Dengan atau tanpa kita sadari, betapa selama ini kita menghabiskan siang dan malam dan mengerahkan segenap potensi diri kita untuk mengurus kepentingan duniawi dan melupakan kepentingan akhirat kita.
Semarak berbagai kemaksiyatan yang mewarnai kehidupan mayoritas kaum muslimin di Indonesia sekiranya sudah cukup untuk membuktikan hal itu. Mulai kasus kriminalitas semacam pembunuhan, pencurian, perampokan, pemerkosaan, perzinahan dan pornografi, aborsi serta narkoba, kekerasan terhadap anak, perempuan, dan manusia melalui perdagangan manusia (human trafficking), perilaku hidup hedonis dan individualis serta materialis melalui antusiasme kita mengikuti ajang hura-hura yang hanya mengutamakan kepentingan syahwat kita, hingga kezhaliman baik yang dilakukan oleh individu, masyarakat dan negara terhadap sesama umat manusia bahkan alam semesta. Terkait dengan apa yang sudah dan sedang kita lakukan selama ini, tentu hanya diri kita dan Allah yang maha tahu.

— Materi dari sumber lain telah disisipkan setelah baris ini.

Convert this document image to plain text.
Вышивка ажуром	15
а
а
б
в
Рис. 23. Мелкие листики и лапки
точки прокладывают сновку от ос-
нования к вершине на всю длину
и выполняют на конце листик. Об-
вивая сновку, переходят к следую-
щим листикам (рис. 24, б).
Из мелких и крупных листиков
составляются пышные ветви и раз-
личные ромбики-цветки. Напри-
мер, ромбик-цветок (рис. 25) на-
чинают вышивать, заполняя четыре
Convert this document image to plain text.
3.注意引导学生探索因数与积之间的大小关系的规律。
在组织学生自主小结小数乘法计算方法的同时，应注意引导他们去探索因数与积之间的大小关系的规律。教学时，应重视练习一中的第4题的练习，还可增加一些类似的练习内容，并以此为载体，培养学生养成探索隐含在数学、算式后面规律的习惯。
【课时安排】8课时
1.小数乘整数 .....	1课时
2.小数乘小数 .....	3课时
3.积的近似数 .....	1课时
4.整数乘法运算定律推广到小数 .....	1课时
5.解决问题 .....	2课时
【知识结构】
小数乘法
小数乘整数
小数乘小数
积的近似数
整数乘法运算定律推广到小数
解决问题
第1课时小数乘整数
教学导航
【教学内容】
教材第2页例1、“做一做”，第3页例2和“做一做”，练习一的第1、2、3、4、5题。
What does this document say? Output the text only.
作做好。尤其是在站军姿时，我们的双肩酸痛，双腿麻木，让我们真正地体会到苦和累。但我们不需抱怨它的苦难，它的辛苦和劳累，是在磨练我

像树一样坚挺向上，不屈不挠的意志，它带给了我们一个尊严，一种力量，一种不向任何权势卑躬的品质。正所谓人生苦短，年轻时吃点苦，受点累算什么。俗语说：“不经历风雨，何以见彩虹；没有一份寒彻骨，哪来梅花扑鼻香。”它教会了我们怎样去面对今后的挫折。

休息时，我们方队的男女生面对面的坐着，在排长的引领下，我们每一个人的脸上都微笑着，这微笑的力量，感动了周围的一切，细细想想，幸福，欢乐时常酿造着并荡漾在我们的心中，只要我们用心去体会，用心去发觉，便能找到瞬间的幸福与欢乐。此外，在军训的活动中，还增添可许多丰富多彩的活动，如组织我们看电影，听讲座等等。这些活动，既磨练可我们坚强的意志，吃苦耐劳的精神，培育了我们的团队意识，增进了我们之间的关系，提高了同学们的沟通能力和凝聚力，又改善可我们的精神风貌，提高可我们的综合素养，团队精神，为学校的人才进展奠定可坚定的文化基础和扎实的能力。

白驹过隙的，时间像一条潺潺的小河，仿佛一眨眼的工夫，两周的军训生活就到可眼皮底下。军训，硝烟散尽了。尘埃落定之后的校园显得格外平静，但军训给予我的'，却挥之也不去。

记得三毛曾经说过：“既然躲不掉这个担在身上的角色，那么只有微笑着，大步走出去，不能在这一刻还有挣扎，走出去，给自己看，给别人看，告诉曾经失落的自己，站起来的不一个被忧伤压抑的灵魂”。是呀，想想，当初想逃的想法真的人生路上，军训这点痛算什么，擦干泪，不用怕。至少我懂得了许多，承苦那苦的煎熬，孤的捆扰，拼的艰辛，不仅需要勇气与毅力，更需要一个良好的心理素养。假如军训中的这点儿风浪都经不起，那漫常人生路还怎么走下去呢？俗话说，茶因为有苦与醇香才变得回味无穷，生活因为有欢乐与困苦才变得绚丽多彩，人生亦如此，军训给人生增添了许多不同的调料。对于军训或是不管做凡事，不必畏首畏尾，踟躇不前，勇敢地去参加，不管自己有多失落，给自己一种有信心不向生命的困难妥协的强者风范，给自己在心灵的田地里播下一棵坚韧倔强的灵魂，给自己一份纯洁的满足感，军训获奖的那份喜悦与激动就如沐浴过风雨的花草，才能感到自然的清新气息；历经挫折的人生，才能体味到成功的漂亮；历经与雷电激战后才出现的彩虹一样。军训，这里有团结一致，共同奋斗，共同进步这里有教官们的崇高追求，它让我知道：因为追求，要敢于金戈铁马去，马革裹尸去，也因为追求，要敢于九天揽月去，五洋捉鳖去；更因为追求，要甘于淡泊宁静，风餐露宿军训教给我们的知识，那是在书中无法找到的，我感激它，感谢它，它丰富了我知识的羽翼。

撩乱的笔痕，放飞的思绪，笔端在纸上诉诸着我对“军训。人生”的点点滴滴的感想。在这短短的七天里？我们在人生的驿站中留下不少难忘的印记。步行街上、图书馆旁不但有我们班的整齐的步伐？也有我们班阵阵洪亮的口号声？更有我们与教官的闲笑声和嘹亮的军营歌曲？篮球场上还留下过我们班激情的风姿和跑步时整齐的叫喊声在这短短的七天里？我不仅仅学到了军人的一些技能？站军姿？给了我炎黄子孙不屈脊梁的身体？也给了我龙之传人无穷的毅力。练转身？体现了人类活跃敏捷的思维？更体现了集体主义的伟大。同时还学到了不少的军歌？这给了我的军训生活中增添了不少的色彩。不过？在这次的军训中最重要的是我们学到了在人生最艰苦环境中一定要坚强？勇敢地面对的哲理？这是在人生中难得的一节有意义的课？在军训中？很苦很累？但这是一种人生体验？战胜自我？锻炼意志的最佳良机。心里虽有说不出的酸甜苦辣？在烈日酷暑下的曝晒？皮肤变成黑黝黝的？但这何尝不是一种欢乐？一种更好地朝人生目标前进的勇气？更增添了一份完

Betapa kita memberi ruang yang berlebihan pada kepentingan duniawi dan melupakan kepentingan kita di akhirat. Maha benar Allah dengan firmanNya, " Sekali-kali janganlah demikian. Sebenarnya kalian ini (hai manusia) mencintai kehidupan dunia, dan meninggalkan kehidupan akhirat " (Qs al Qiyamah : 20-21).

Selain itu, meskipun kita mengetahui bahwa Allah telah mengajarkan dalam al Qur'an dan hadist :

" Sesungguhnya Tuhan tidak melihat badanmu atau bentukmu, tetapi kedalam hatimu " (HR Muslim)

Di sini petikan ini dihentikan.